Elbette muhalefet partilerinin milletvekillerinin tam kadro çarşı-pazara inmeleri, esnaf görüşmeleri, gençlerle görüşmeleri, onların sorunlarını dinlemeleri, çözüm yollarını açıklamaları, partilerin mitingleri hız kesmeden devam etmelidir.
Her ne kadar Erdoğan,'Tencere tava, hep aynı kafa' dese de kadınlarımızın evlerinden gerçekleştireceği boş tencere gösterileri, hayat pahalılığını protesto için uygulanacak 'bir dakika karanlık' eylemi halkın seslerini duyurmada önemli bir rol oynayabilir.

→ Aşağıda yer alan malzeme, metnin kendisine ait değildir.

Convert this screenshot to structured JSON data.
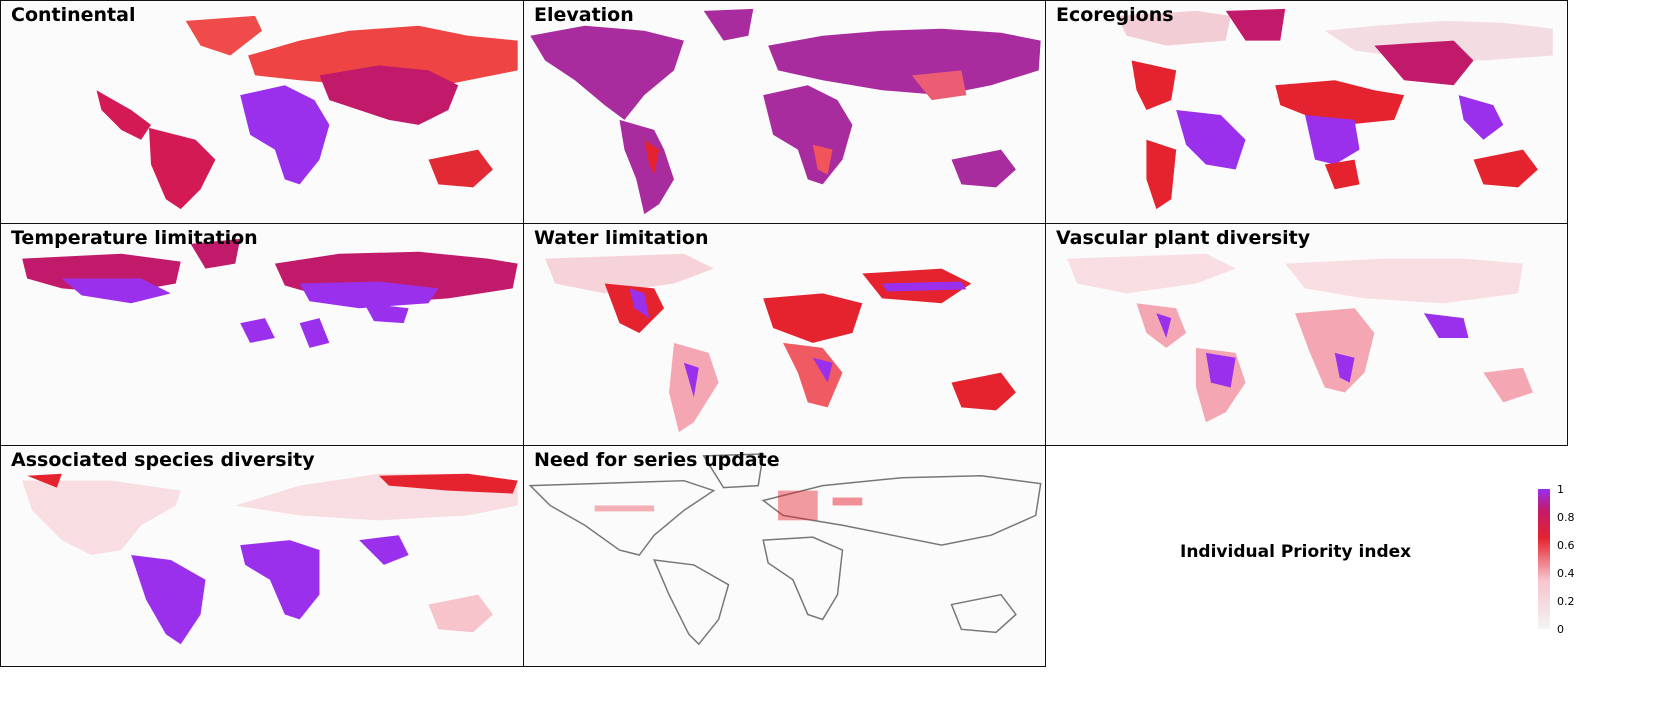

İktidarın yaratmaya çalıştığı korku iklimi karşısında muhalefet partilerinin umut veren, güven veren bir tutum izlemesi, seçimlere gölge düşürülmemesi için her türlü çalışmanın yapıldığı konusunda halka güvence vermesi de üzerinde durulması gereken diğer bir konu.
Muhalefetin bu saatten sonra kaybedecek zamanı yok. Stratejilerin süratle belirlenip uygulamaya koyulması gerekiyor.
Gallup Araştırma Şirketi'nin açıkladığı son verilere göre dünyanın en kötümser 5 ülkesi arasında Türkiye yer alıyor. Bu kötümserliği yaratan AKP olduğuna göre bunu ortadan kaldıracak gücün de muhalefet partileri olması gerekiyor.